Road to Rouen
I am given to understand that some folks, when they take a holiday, go to places where waiters in white jackets bring them cocktails on silver trays, and where breakfast, lunch and dinner emerge from kitchens which remain unseen to the relaxed vacationer — who has only to lounge in the bar, martini in hand, awaiting the call to table.
That’s not me.
So here we are in Normandy, in a cozy flat just by the station in Rouen, the Seine running a broad grey-green at the foot of rue Jeanne d’Arc (there’s no escaping Joan here — but then, why would you want to?). Around the corner is a delightful butcher; just next to him is Le Potager de Sophie, a perfect little shop selling the most beautiful fruit and vegetables, as well as cheese, sweets, wine and other delights. With a pile of books to read while I’m not actually stirring, I don’t think I could be happier.

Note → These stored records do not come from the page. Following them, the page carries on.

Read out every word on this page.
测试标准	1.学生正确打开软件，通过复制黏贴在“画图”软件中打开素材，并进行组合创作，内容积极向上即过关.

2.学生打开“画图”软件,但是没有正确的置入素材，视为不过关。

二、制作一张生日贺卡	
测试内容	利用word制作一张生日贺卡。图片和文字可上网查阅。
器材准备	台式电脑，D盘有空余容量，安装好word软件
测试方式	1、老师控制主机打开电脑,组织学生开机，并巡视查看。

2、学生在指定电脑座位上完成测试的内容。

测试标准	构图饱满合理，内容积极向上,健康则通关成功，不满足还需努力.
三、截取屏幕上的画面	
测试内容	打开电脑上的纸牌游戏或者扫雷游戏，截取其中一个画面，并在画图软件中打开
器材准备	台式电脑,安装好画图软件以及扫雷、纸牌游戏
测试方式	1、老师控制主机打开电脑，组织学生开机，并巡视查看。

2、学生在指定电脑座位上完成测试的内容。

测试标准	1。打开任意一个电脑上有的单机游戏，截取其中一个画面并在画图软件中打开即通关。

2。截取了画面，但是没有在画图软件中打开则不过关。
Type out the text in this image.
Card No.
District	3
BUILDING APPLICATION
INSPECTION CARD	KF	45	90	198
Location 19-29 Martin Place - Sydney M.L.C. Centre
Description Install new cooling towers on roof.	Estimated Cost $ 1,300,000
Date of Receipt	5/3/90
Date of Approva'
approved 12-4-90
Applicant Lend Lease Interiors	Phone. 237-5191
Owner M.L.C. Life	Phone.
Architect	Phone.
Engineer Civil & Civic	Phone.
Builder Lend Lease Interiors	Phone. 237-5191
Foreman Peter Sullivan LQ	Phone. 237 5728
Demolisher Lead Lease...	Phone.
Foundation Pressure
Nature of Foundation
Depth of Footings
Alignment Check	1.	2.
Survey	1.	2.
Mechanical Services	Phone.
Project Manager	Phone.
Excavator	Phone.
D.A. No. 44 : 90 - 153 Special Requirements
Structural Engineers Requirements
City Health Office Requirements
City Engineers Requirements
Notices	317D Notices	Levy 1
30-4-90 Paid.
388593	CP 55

Happiness, of course, breeds courage — and so I thought I’d venture to cook some magrets de canard, not something I’d ever tried before. These rich, dark duck breasts with their thick layer of fat are more like beef than poultry; after a little bit of Googling to see what the general method might be, I gave it a whirl — and am delighted to report a really, really big hit. Perfect cold weather food; a treat in the dark days of winter. I served these with magic beans (see below) which I bought at Le Potager — they were especially skinny beans, which makes them even better, I find — and a baguette to mop up the sauce. Delicieux!
Magrets de canard
Serves 4
2 magrets de canard
2 tbsp grainy mustard
2 tbsp apricot jam
2 tsp balsamic vinegar
sel de Guerande, black pepper
1/2 cup or thereabouts of white wine
1/2 tsp instant tapioca powder, if you want
Heat oven to 180c
Take your magrets de canard out of the fridge a half hour or so before you are going to use so they’re not cold. Dry them well with a paper towel; then score the fat in a diamond pattern. Sprinkle the fat with salt and pepper.
Mix together the mustard, the apricot jam and the vinegar in a little bowl.
Heat a heavy, ovenproof frying pan on the stove until it’s really nice and hot. Put in the magrets, skin side down, and salt and pepper the other side. Turn down the heat and cook for about 4-5 minutes, until the skin is nice and crispy — once or twice you will have to pour off the delicious, delicious fat which will be released from the skin into a bowl. Save this amazing elixir for making roast potatoes later!
Turn the breasts and cook for another 3-ish minutes on the other side. Move to a plate and deglaze the pan with a splash of wine. Now put the duck breasts back into the pan, skin side up, and spread half of the mustard/jam/vinegar mixture over the skin — and bung the whole thing into the oven. They should only need about 7 minutes in there, perhaps a little more — an instant-read thermometer should read 65C for rosy meat. You don’t want this duck well-done!
Remove from the oven, and while the duck is resting, put the pan back on a lowish heat, and add the remaining mustard/jam/vinegar mix, the half cup of white wine, and stir until it bubbles. If you want it a little thicker, you can add the instant tapioca powder — but if you don’t have it, don’t worry.
When the duck has rested for at least 10 minutes, slice diagonally to serve, and pour the sauce over the slices.